Laser-assisted drug delivery is emerging in popularity as an approach to treat a wide variety of medical and aesthetic dermatologic indications. Through inducing a zone of thermal damage, lasers help to achieve a higher penetration of topically applied medications, improving their absorption and biologic effects. In-depth training in technique along with fundamental knowledge of the skin, laser, and topical medication properties is critical to allow treatments to be performed safely and effectively.

1. Labadie JG, Ibrahim O, and Dover JS. Laser-Assisted Drug Delivery. Advances in Cosmetic Surgery. 2023;6(1):19-30.

2. Labadie JG, et al. Evidence-Based Clinical Practice Guidelines for Laser-Assisted Drug Delivery. JAMA Dermatol. 2022;158(10):1193-201.

3. Steuer AB, Bajaj S, Wang JV, and Geronemus RG. Safety and Effectiveness of Fractional Ablative CO 2 Laser-Assisted Delivery of Topical Poly- l -Lactic Acid for Rhytides and Scars.
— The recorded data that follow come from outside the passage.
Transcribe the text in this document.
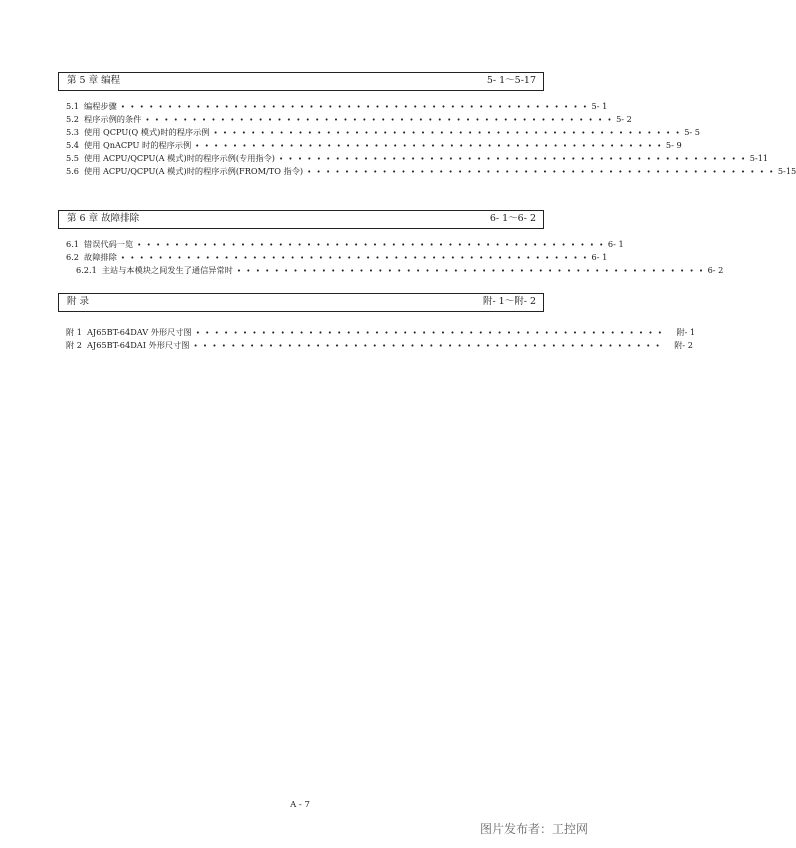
第 5 章 编程	5- 1～5-17
5.1 编程步骤 • • • • • • • • • • • • • • • • • • • • • • • • • • • • • • • • • • • • • • • • • • • • • • • • • • 5- 1
5.2 程序示例的条件 • • • • • • • • • • • • • • • • • • • • • • • • • • • • • • • • • • • • • • • • • • • • • • • • • • 5- 2
5.3 使用 QCPU(Q 模式)时的程序示例 • • • • • • • • • • • • • • • • • • • • • • • • • • • • • • • • • • • • • • • • • • • • • • • • • • 5- 5
5.4 使用 QnACPU 时的程序示例 • • • • • • • • • • • • • • • • • • • • • • • • • • • • • • • • • • • • • • • • • • • • • • • • • • 5- 9
5.5 使用 ACPU/QCPU(A 模式)时的程序示例(专用指令) • • • • • • • • • • • • • • • • • • • • • • • • • • • • • • • • • • • • • • • • • • • • • • • • • • 5-11
5.6 使用 ACPU/QCPU(A 模式)时的程序示例(FROM/TO 指令) • • • • • • • • • • • • • • • • • • • • • • • • • • • • • • • • • • • • • • • • • • • • • • • • • • 5-15
第 6 章 故障排除	6- 1～6- 2
6.1 错误代码一览 • • • • • • • • • • • • • • • • • • • • • • • • • • • • • • • • • • • • • • • • • • • • • • • • • • 6- 1
6.2 故障排除 • • • • • • • • • • • • • • • • • • • • • • • • • • • • • • • • • • • • • • • • • • • • • • • • • • 6- 1
6.2.1 主站与本模块之间发生了通信异常时 • • • • • • • • • • • • • • • • • • • • • • • • • • • • • • • • • • • • • • • • • • • • • • • • • • 6- 2
附 录	附- 1～附- 2
附 1 AJ65BT-64DAV 外形尺寸图 • • • • • • • • • • • • • • • • • • • • • • • • • • • • • • • • • • • • • • • • • • • • • • • • • • 附- 1
附 2 AJ65BT-64DAI 外形尺寸图 • • • • • • • • • • • • • • • • • • • • • • • • • • • • • • • • • • • • • • • • • • • • • • • • • • 附- 2
A - 7
图片发布者：工控网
Dermatol Surg. 2024;50(4):400-02.

4. Banzhaf CA, et al. Fractional laser-assisted drug uptake: Impact of time-related topical application to achieve enhanced delivery. Lasers Surg Med. 2017;49(4):348-54.

5. Ibrahim O, et al. Challenges to laser-assisted drug delivery: Applying theory to clinical practice. Lasers Surg Med. 2018;50(1):20-27.

6. Ibrahim O, et al. Safety of Laser-Assisted Delivery of Topical Poly-L-Lactic Acid in the Treatment of Upper Lip Rhytides: A Prospective, Rater-Blinded Study. Dermatol Surg. 2019;45(7):968-74.

7. Rkein A, Ozog D, Waibel JS. Treatment of atrophic scars with fractionated CO2 laser facilitating delivery of topically applied poly-L-lactic acid. Dermatol Surg. 2014;40(6):624-31.

8. Sklar LR, Burnett CT, Waibel JS, Moy RL, Ozog DM. Laser assisted drug delivery: a review of an evolving technology. Lasers Surg Med. 2014;46(4):249-62.